12月某日、船岡山(建勲神社)近辺から適当に歩き、気付けば西陣の辺り。帰宅後”西陣”の定義を知りましたが、この日の西陣は狭義西陣でした。埋忠さん達はどの辺に居たのでしょう。まだ調べていませんが、おそらく特定されては居ないのでしょうねぇ。(特定されてたらすみません)
近い日には大宮交通公園付近から釈迦谷近辺。また別日には佛大~北野天満宮などを歩いて居ましたが、鷹峯の光悦村がまだで後日。

12月21日夕方、玄琢下に車を停めて光悦村に上って行きます。この日は激寒で体ガチガチ。はたしてこれは体に良いのだろうか。。
適当に歩くのがモットーなので名所旧跡などに立ち寄る事は少ないのですが、刀を研ぐお仕事ですし、流石に光悦寺は素通り出来ません。。
てか光悦村を歩くのだから、内藤直子先生の刀美への寄稿論文を再読してから来るべきだったと後悔。
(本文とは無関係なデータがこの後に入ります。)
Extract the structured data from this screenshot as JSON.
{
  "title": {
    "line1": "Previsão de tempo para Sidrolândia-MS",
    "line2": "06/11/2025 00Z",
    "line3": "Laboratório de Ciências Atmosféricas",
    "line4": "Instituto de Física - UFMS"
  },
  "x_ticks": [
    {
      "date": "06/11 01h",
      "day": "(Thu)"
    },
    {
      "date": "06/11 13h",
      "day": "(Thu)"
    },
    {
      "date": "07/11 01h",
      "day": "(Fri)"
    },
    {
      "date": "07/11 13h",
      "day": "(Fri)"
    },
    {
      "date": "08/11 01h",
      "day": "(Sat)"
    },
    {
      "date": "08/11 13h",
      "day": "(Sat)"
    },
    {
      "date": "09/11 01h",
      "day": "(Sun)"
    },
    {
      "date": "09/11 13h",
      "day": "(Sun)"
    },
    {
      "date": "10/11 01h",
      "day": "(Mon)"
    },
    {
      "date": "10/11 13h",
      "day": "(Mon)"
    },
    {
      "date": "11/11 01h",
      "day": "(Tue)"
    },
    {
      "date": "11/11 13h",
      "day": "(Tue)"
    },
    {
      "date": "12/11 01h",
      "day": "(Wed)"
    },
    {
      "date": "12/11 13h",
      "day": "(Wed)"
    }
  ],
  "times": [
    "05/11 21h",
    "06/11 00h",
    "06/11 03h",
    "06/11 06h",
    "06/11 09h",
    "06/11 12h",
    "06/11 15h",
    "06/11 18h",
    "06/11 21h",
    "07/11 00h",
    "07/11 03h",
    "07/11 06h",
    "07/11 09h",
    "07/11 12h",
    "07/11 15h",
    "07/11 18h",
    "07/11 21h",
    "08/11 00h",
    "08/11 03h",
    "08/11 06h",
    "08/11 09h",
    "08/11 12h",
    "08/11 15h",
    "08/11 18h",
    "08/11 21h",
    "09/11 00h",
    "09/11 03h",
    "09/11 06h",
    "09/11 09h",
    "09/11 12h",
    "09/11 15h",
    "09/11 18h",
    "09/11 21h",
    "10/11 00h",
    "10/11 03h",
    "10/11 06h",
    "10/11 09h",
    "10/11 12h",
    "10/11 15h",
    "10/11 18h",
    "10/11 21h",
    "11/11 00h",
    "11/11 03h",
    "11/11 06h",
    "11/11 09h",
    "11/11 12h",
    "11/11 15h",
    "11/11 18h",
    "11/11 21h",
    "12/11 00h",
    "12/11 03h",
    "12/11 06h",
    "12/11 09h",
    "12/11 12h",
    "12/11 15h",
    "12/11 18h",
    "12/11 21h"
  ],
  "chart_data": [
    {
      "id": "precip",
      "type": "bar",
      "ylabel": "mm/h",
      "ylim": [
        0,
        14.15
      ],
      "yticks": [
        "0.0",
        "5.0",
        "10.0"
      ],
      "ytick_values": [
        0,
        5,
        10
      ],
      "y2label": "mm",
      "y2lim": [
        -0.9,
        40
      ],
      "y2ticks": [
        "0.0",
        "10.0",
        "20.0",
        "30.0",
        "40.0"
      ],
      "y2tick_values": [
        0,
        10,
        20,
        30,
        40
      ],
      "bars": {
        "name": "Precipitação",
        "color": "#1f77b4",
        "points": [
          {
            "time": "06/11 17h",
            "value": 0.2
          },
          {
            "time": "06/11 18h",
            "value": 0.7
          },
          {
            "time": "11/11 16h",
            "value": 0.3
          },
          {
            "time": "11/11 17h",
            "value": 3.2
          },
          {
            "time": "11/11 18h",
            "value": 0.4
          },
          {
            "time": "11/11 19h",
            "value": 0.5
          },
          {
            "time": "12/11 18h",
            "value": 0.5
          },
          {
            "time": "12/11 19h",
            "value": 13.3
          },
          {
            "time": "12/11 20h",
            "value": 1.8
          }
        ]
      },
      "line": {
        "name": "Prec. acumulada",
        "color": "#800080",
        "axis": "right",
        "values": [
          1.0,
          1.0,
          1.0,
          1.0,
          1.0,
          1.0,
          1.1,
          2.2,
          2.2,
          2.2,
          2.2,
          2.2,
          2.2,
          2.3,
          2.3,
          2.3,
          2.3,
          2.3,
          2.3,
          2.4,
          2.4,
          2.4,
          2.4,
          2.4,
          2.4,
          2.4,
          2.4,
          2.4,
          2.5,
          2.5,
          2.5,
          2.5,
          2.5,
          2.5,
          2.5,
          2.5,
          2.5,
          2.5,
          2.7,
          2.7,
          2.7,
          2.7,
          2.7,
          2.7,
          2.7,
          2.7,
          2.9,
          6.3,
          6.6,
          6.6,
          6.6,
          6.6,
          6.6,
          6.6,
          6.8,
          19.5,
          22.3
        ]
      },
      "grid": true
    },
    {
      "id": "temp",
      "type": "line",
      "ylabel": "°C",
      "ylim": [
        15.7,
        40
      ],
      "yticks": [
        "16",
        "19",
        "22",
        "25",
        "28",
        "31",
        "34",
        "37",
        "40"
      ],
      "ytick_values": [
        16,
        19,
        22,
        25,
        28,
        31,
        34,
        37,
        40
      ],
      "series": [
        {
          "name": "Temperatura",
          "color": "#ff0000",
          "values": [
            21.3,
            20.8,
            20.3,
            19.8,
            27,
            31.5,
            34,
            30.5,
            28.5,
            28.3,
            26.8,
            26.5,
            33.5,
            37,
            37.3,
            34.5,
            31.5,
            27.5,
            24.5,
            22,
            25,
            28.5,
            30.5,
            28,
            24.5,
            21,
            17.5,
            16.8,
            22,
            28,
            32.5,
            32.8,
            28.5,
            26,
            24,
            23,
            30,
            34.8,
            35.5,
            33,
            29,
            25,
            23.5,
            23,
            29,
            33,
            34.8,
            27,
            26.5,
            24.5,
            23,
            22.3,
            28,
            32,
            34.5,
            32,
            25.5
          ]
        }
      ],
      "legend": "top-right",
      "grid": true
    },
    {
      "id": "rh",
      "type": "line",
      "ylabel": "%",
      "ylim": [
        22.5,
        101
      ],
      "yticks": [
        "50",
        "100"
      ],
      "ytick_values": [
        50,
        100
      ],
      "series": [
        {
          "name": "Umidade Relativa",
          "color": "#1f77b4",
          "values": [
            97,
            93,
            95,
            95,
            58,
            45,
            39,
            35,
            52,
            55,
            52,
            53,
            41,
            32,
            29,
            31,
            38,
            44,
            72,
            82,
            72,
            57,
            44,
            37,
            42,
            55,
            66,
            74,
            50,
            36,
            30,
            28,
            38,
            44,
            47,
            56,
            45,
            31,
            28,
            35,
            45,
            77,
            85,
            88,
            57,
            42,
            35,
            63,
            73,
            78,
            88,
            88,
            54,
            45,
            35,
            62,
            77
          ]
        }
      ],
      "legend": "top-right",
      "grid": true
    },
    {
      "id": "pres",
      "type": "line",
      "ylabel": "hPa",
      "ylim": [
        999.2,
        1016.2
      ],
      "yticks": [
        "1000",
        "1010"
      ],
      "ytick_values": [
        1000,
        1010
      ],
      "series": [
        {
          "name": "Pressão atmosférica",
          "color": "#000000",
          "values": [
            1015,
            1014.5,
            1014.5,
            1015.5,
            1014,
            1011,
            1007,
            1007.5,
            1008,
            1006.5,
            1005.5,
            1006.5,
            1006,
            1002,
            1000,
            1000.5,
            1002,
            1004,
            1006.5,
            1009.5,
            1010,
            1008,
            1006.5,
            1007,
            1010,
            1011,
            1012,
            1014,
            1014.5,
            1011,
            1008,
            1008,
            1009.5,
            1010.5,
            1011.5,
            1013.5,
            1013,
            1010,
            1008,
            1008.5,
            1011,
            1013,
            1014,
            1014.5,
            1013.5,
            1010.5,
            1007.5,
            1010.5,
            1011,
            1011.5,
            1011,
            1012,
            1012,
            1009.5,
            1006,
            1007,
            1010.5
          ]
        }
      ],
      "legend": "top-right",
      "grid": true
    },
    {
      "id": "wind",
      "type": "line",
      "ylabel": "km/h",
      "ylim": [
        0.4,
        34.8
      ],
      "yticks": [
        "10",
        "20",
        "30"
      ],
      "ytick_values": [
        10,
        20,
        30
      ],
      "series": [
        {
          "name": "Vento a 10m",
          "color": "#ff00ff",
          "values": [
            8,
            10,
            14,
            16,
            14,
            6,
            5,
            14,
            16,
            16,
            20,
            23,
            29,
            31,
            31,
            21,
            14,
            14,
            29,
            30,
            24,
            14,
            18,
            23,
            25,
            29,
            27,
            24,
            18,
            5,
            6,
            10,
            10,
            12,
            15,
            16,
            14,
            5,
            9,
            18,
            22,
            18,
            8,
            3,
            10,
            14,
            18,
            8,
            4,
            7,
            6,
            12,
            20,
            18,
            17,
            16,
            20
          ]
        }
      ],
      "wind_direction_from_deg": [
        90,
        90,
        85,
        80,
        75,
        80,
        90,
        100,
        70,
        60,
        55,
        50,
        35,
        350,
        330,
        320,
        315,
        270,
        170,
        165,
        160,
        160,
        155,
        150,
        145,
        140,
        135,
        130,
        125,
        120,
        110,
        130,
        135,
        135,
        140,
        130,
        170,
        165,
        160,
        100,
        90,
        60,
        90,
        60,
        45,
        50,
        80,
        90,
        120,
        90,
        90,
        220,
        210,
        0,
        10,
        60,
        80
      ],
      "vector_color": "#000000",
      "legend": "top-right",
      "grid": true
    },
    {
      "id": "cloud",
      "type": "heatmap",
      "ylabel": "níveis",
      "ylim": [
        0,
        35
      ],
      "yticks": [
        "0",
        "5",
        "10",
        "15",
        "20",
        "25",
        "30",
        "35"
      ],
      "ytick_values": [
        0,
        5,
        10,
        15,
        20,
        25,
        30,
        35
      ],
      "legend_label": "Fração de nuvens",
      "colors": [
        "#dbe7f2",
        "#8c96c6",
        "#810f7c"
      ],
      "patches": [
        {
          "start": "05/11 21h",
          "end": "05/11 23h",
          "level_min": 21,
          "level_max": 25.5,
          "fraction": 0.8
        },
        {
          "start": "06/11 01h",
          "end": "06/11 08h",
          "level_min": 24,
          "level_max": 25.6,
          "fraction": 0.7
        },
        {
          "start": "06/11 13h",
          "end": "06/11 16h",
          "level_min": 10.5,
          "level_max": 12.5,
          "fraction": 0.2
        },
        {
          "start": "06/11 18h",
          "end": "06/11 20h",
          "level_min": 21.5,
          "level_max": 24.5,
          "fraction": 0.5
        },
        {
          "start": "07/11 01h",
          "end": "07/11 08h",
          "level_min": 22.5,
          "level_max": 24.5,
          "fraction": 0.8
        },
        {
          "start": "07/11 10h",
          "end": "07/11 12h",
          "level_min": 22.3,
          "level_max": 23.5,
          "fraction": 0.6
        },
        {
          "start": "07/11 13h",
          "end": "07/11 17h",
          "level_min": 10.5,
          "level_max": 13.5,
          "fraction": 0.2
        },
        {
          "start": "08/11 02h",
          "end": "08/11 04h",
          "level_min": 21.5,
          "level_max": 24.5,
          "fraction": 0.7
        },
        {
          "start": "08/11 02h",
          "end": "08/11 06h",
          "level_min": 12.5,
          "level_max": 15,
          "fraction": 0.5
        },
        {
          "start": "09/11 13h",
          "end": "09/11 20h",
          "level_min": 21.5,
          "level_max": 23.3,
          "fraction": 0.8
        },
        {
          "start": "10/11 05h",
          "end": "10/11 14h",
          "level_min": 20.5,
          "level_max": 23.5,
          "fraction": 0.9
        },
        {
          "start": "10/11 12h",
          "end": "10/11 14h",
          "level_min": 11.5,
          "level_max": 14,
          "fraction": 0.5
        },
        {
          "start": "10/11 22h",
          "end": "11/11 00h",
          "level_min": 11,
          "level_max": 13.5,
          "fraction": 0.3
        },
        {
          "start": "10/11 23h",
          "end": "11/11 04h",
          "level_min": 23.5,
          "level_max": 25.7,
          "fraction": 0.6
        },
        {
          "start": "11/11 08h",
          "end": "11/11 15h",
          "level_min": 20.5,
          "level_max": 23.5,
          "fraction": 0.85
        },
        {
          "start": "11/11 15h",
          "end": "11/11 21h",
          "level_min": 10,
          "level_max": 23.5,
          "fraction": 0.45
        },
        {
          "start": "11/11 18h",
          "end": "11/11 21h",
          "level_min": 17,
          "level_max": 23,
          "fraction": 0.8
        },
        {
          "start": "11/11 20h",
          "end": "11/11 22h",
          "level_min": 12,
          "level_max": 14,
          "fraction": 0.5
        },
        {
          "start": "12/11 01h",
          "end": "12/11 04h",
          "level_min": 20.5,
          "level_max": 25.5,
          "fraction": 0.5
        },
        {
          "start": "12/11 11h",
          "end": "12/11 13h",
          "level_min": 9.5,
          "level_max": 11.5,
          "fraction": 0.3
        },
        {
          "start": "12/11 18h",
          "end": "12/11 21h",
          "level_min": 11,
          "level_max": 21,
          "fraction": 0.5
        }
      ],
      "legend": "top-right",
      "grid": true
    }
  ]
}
。

本阿弥光悦墓所。
誰も居ない夕方の寒いこの場所で、本阿弥先生、写真の構図が分かりません・・・と独り言をいいながら撮りました。

刀の世界だけで見れば実は光悦はそれ程馴染みはなく、むしろ光瑳や光甫の名にふれることの方が多いですね。

帰宅後、刀美562,563号の「『光悦村の金エーー「光悦町古図」中に見る「埋忠」と「躰阿弥」』(内藤直子)」を読み直しました。
光悦邸の向いに明寿さんの家があったのですね。少し前に西陣や天神川流域を歩いていたおかげで光悦村から西陣の距離感などもよくわかります。
文中に出て来る「三巴亭」も撮った写真の中にありました。

先ほど「特別展 埋忠 桃山刀剣界の雄」の図録で確認したところ、京都市中の埋忠家は西陣舟橋(堀川今出川付近)と特定されているそうです。

光悦寺から西陣方面の眺望。

さて話は少しずれますが・・・。
本阿弥の三事。「鑑定・磨礪・浄拭」です。これすなわち「鑑定・研ぎ・お手入れ」といわれるのですが、「浄拭=お手入れ」が以前から今一納得出来ずです。
本阿弥の三事の浄拭は「お手入れ」と解され、「拭い」と表現される事も多いのですが、この拭いとは、お手入れではなく、今でいう「拭い直し」、つまり研ぎの仕上げ直しの事ではないでしょうか。
当時の刀のお手入れは打ち粉によるもので、長年打ち粉によるお手入れを続けると、刀身表面が打ち粉の影響で曇り、地刃が不鮮明になります。そうなった刀に研ぎの仕上げ工程の一つである「拭い」を施せば、打ち粉のヒケ、鞘ズレ、油染みや変色、小錆程度も除去出来ますし、曇りが晴れ、地刃共に鮮明になります。これ正に浄拭。
当時は現代よりも刀の管理に割く時間は各段に多かったと思いますし、そうそう深く錆びさせる事は無かったでしょう。この浄拭を繰り返しながら大きく研ぎ減らす事なく保存を続けていたのではないでしょうか。
そしてこの考えにより何より納得が行くのが先日のブログの一文。
「古研ぎの差し込み研ぎは何故にあんなに黒いんでしょう。鉄肌よりよほど良く効いています。鉄肌なんでしょうか・・・。」
諸々 | 玉置美術刀剣研磨処|京都・左京区 (kyoto-katana.com)
明治以前からと思われる古研ぎの刀。やけに拭いが効いているんです。
幾度となくその状態の刀に出会い、研ぎ直しをおこなって来ましたが、その状態を再現できる事はありませんでした。
長年の打ち粉によるお手入れの結果辿り着いた状態だと思っていたのですが、実は打ち粉ではそうは成らないとも感じていて。
しかし、同じ刀に長い年月をかけ繰り返し拭い直しを行えば・・・。
「浄拭=仕上げ直し」と変換すれば、埋忠展図録にある浄拭についての様々な記録にも概ね納得できるように思います。